[14] Schouw parle d'une espèce de plantes qui croissent sur les animaux vivants—les Plantae Epizoae. A cette classe appartiennent quelques Fuci et quelques Algues.
M. J.B. Williams de Salem, Mass. a présenté à l'Institut national un insecte de la Nouvelle Zélande, qu'il décrit ainsi: «Le Hotte, une chenille ou ver bien caractérisé, se trouve à la racine de l'arbre Rata, avec une plante qui lui pousse sur la tête. Ce très singulier et très extraordinaire insecte traverse les arbres Rata et Perriri: il y entre par le sommet, s'y creuse un chemin en rongeant, et perce le tronc de l'arbre jusqu'à ce qu'il atteigne la racine; il sort alors de la racine et meurt, ou reste endormi, et la plante pousse sur sa tête; son corps reste intact et est d'une substance plus dure que pendant sa vie. Les indigènes tirent de cet insecte une couleur pour le tatouage.»
[15] Dans les mines et les cavernes naturelles on trouve une espèce de fungus cryptogame, qui projette une intense phosphorescence.
[16] L'orchis, la scabieuse, et la valisnérie.
[17] «La corolle de cette fleur (l'aristolochia clematitis), qui est tubulaire, mais qui se termine en haut en membre ligulé, se gonfle à sa base en forme globulaire. La partie tubulaire est revêtue intérieurement de poils raides, pointant en bas. La partie globulaire contient le pistil, uniquement composé d'un germen et d'un stigma, et les étamines qui l'entourent. Mais les étamines, étant plus courtes que le germen même, ne peuvent décharger le pollen de manière à le jeter sur le stigma, la fleur restant toujours droite jusqu'après l'imprégnation. Et ainsi, sans quelque secours spécial et étranger, le pollen doit nécessairement tomber dans le fond de la fleur.
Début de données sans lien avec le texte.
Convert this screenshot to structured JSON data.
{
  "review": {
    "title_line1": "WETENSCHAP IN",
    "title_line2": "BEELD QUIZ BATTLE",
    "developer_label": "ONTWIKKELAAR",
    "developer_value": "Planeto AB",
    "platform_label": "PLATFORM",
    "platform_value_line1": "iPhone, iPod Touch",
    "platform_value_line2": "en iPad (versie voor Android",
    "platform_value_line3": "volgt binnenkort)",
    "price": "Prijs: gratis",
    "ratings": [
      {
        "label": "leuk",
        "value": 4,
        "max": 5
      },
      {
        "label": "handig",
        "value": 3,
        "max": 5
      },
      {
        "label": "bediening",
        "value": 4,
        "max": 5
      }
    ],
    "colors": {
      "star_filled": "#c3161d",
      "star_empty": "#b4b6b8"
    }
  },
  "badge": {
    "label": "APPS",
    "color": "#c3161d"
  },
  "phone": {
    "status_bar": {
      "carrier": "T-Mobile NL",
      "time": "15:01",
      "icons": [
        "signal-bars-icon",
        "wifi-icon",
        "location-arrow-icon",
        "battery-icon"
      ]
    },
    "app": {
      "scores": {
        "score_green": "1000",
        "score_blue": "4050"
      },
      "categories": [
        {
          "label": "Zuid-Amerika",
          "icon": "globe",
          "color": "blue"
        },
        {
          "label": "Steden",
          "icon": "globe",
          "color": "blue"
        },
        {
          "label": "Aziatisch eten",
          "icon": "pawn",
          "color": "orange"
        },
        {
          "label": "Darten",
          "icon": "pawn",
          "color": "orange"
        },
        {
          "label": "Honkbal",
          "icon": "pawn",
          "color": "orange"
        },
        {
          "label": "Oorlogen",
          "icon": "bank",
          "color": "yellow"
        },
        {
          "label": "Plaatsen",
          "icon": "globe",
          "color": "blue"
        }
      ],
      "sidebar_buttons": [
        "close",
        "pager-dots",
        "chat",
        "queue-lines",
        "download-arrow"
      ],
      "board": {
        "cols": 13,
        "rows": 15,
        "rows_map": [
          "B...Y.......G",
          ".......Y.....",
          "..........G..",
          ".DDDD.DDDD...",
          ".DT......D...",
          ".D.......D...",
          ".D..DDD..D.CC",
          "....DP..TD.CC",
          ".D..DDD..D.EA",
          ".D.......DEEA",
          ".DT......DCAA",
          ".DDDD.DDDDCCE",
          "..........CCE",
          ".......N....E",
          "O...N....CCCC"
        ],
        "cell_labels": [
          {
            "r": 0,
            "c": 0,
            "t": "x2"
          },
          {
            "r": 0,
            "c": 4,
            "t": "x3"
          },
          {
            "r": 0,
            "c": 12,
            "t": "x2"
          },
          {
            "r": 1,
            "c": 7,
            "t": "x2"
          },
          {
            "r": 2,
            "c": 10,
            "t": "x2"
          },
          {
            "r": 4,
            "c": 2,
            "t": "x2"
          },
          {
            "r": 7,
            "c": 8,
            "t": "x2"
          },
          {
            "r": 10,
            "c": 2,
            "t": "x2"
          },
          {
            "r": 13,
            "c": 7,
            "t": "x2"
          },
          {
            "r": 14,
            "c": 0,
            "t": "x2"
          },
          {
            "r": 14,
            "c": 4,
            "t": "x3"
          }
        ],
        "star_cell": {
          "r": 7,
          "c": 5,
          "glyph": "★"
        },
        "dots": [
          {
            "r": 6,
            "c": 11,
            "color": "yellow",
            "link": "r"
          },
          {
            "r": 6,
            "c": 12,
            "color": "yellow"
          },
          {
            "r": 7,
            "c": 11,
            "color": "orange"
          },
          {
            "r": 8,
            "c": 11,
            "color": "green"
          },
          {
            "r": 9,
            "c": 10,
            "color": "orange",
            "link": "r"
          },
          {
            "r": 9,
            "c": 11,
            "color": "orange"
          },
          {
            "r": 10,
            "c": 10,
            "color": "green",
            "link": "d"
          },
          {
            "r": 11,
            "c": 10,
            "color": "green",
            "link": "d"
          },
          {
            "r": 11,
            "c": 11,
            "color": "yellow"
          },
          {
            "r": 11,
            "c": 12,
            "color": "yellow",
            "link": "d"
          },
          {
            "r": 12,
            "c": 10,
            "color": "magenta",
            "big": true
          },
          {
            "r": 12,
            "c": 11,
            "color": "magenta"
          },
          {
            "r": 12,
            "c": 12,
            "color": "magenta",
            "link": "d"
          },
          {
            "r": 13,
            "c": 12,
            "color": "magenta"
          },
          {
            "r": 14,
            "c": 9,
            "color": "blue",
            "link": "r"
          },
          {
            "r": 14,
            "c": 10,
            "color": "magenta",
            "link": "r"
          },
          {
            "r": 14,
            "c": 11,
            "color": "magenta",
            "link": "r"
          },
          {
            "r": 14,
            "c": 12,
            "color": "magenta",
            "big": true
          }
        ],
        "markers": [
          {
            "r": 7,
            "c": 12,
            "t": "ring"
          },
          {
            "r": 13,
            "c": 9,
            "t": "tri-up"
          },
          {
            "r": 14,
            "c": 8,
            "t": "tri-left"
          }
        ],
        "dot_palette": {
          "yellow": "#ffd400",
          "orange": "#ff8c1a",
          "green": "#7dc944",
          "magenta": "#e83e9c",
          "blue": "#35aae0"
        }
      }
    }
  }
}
Or, le secours donné dans ce cas par la nature est celui du Tiputa Pennicornis, un petit insecte, qui, entrant dans le tube de la corolle en quête de miel, descend jusqu'au fond, et y farfouille jusqu'à ce qu'il soit tout couvert de pollen. Mais comme il n'a pas la force de remonter à cause de la position des poils qui convergent vers le fond comme les fils d'une souricière, dans l'impatience qu'il éprouve de se voir prisonnier, il va et vient en tous sens, essayant tous les coins, jusqu'à ce qu'enfin, traversant plusieurs fois le stigma, il le couvre d'une quantité de pollen suffisante pour l'en imprégner; après quoi la fleur commence bientôt à s'incliner, et les poils à se retirer contre les parois du tube, laissant ainsi un passage à la retraite de l'insecte.» Rev. P. Keith: Système de botanique physiologique.
[18] Les abeilles,—depuis qu'il y a des abeilles—ont construit leurs cellules dans les mêmes proportions, avec le même nombre de côtés et la même inclinaison de ces côtés. Or il a été démontré (et ce problème implique les plus profonds principes des mathématiques) que les proportions, le nombre de ces côtés, les angles qu'ils forment sont ceux-là mêmes qui sont précisément les plus propres à leur donner le plus de place compatible avec la plus grande solidité de construction.
Pendant la dernière partie du dernier siècle, les mathématiciens soulevèrent la question «de déterminer la meilleure forme à donner aux ailes d'un moulin à vent en tenant compte de leur distance variable des points de l'axe tournant et aussi des centres de révolution.» C'est là un problème excessivement compliqué; en d'autres termes, il s'agissait de trouver la meilleure disposition possible par rapport à une infinité de distances différentes et à une infinité de points pris sur l'arbre de couche. Il y eut mille tentatives insignifiantes de la part des plus illustres mathématiciens pour répondre à la question; et lorsque enfin la vraie solution fut découverte, on s'avisa que les ailes de l'oiseau avaient résolu le problème avec une absolue précision du jour où le premier oiseau avait traversé les airs.
[19] J'ai observé entre Frankfort et le territoire d'Indiana un vol de pigeons d'un mille au moins de largeur; il mit quatre heures à passer; ce qui, à raison d'un mille par minute, donne une longueur de 240 milles; et, en supposant trois pigeons par mètre carré, donne 2,230,272,000 pigeons.—Voyage au Canada et aux Etats-Unis par le lieutenant F. Hall.
[20] «La terre est portée par une vache bleue, ayant quatre cents cornes.» Le Coran de Sale.
[21] Les Entozoa ou vers intestinaux ont été souvent observés dans les muscles et la substance cérébrale de l'homme.—Voir la Physiologie de Wyatt, p. 143.